Here are some notes I took whilst at the office reflecting on this subject:
Experiment with:

  • Providing a corpus of text containing baseline verbiage. The probabilities from this text would be subtracted from the sample text probabilities, so the distinguishing words and phrases of the sample text are exposed.
  • Web-based tool w/ URL and text area text sources
  • Combine multiple sources, and assign weights to each source to boost the probability of words/phrases from one source over the other.
  • Find some way to combine texts in an interesting way, such as Dr. Seuss’ novel structure w/ analyst whitepapers’ inscrutable MBA-speak.
  • Markov text from logged IM conversations, recreating the IM style of both participants. Markov text from IRC transcripts
  • Implementation that detected headers from body text and applies separate text generation logic to both
  • Amazon Top 100 list title and author names re-generated with markov text. Perhaps reviews as well.
  • Blog post generator; given an RSS feed URL, use markov text to generate another post. Perhaps include mix-ins from other blogs.
  • Markov text from spam/phishing scams

Update:
I’ve refined my thinking on this subject.
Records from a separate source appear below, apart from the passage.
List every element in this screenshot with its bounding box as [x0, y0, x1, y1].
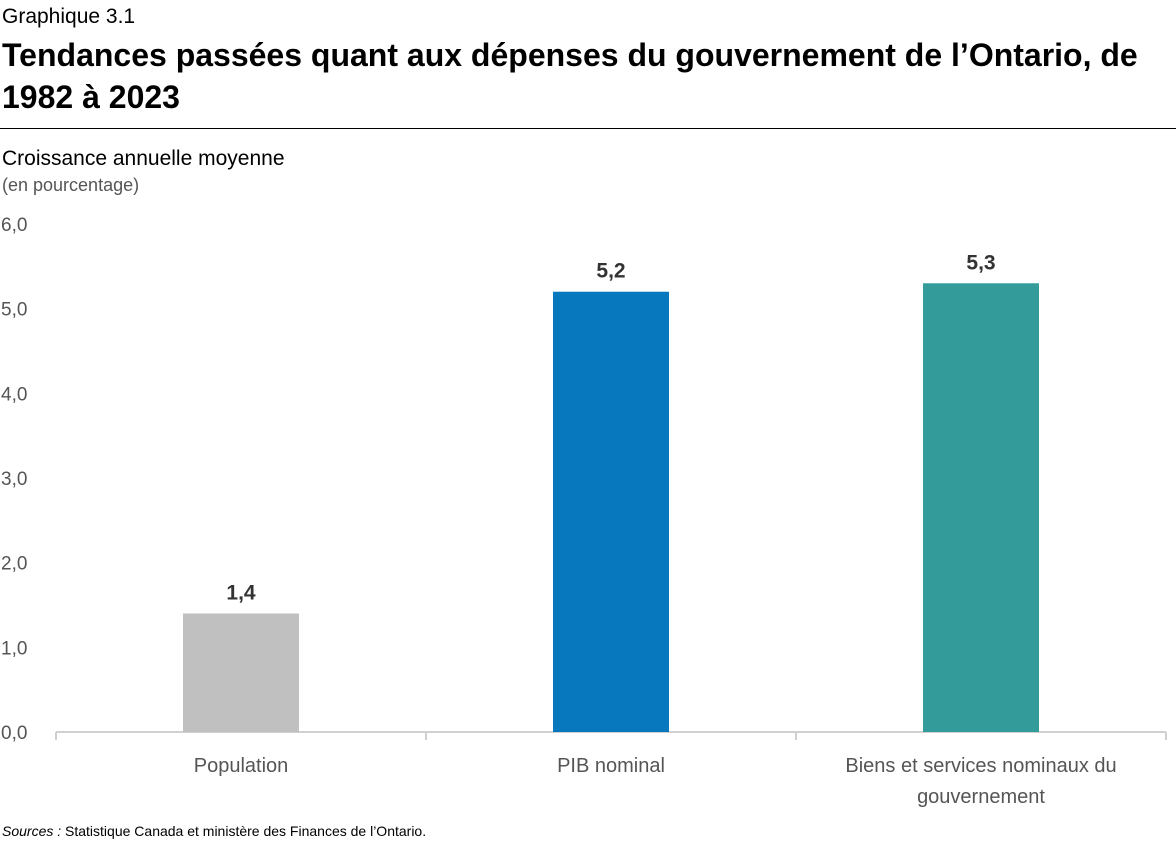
y-tick-label: 2,0 — [1, 554, 27, 575]
bar-value-label: 5,2 — [596, 260, 625, 283]
y-tick-label: 1,0 — [1, 638, 27, 659]
source-prefix: Sources : — [2, 823, 62, 839]
title-divider — [0, 128, 1176, 129]
bar-chart: 0,0 1,0 2,0 3,0 4,0 5,0 6,0 1,4 Population 5,2 PIB… — [1, 215, 1167, 808]
chart-title: Tendances passées quant aux dépenses du … — [2, 37, 1138, 115]
y-tick-label: 4,0 — [1, 384, 27, 405]
x-category-label: PIB nominal — [557, 755, 665, 777]
y-axis-unit: (en pourcentage) — [2, 175, 140, 195]
x-category-label: Population — [194, 755, 289, 777]
y-tick-label: 0,0 — [1, 723, 27, 744]
source-text: Statistique Canada et ministère des Fina… — [61, 823, 427, 839]
y-tick-label: 5,0 — [1, 300, 27, 321]
bar — [553, 291, 669, 732]
bar-value-label: 5,3 — [966, 251, 995, 274]
y-tick-label: 6,0 — [1, 215, 27, 236]
y-axis-label: Croissance annuelle moyenne — [2, 147, 285, 170]
x-category-label-line: PIB nominal — [557, 755, 665, 777]
x-category-label-line: gouvernement — [917, 786, 1045, 808]
bar-value-label: 1,4 — [226, 581, 256, 604]
bar — [183, 613, 299, 732]
x-category-label: Biens et services nominaux du gouvernemen… — [845, 755, 1116, 808]
source-note: Sources : Statistique Canada et ministèr… — [2, 822, 426, 840]
x-category-label-line: Biens et services nominaux du — [845, 755, 1116, 777]
graph-label: Graphique 3.1 — [2, 5, 136, 28]
bar — [923, 283, 1039, 732]
y-tick-label: 3,0 — [1, 469, 27, 490]
x-category-label-line: Population — [194, 755, 289, 777]
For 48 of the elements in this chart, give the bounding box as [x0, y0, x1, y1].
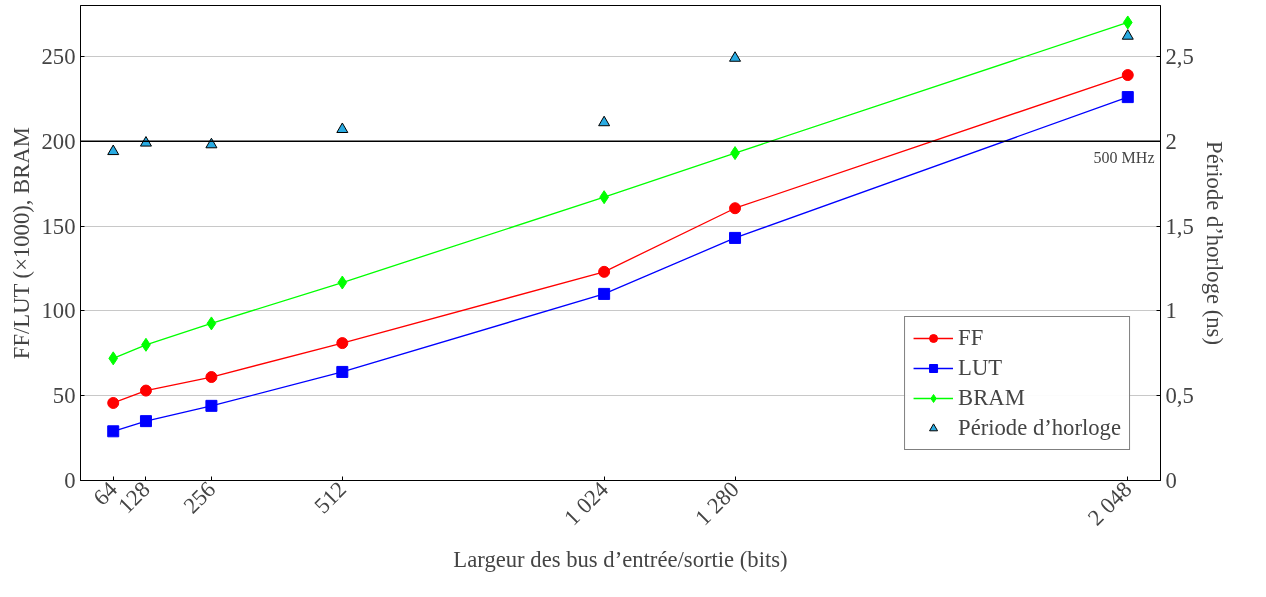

I think Markov text generation would benefit from more intelligence and more amusing combinations of literary styles if it included information about parts of speech. For example, knowing the the word ‘ham’ comes after ‘green eggs and’ with a high probability is useful, but knowing that ‘ham’ is a noun makes it more likely that other nouns can be substituted for ‘ham’ without impacting the readability of the resulting text.
This matters to me because I want to be able to combine some aspects of one corpus (perhaps sentence structure or compositional style) with other aspects of another corpus (vocabulary specifically), to combine the two. By encoding part-of-speech information, the distintive vocabulary words from one corpus can be overlaid atop the compositional style of another corpus, to generate phrases like ‘green eggs and optionality’ or ‘And God sent down a foglifter from heaven’, etc.
The Moby project has an extensive database of English words encoded by part of speech, and a Baysian predictor could be used to guess the part of speech of unknown words based on context. Perhaps additional rules could infer speech part based on prefixes or suffixes, which is particularly important in a language like English, where nouns can become verbs so easily. Of course, irregular verbs make this more difficult than it needs to be.
Once this information is captured, the distintive characteristics of particular documents could be identified by comparing them w/ a large corpus of ‘plain’ writing. Unique words, phrases, and structures would emerge if the traits of the baseline corpus were subtracted, leaving only the differential elements.
By quantitatively identifing what distinguishes Dr. Seuss from a New York Times article (apart from the superior cogent, unbiased depth and breadth of Seuss), it should be possible to introduce Seussian elements into a New York Times article (thereby making it better).
Another update:
Apparently part of what I’m trying to do (ascertain the part of speech a word belongs to) is a problem well known to computational linguistics. In CL, algorithms that determine the part of speech of a token are called taggers, as discussed in Tagging the Teleman Corpus. Apparently there are a number of approaches, including a variation of the Hidden Markov Model I was proposing, Bayesian classification, statistical approaches, and neural networks.
Typically when the academecians put themselves to a problem it becomes inaccessible to the laypeople. This is probably no exception, but maybe I’ll be able to extract a few nuggets of wisdom I can use.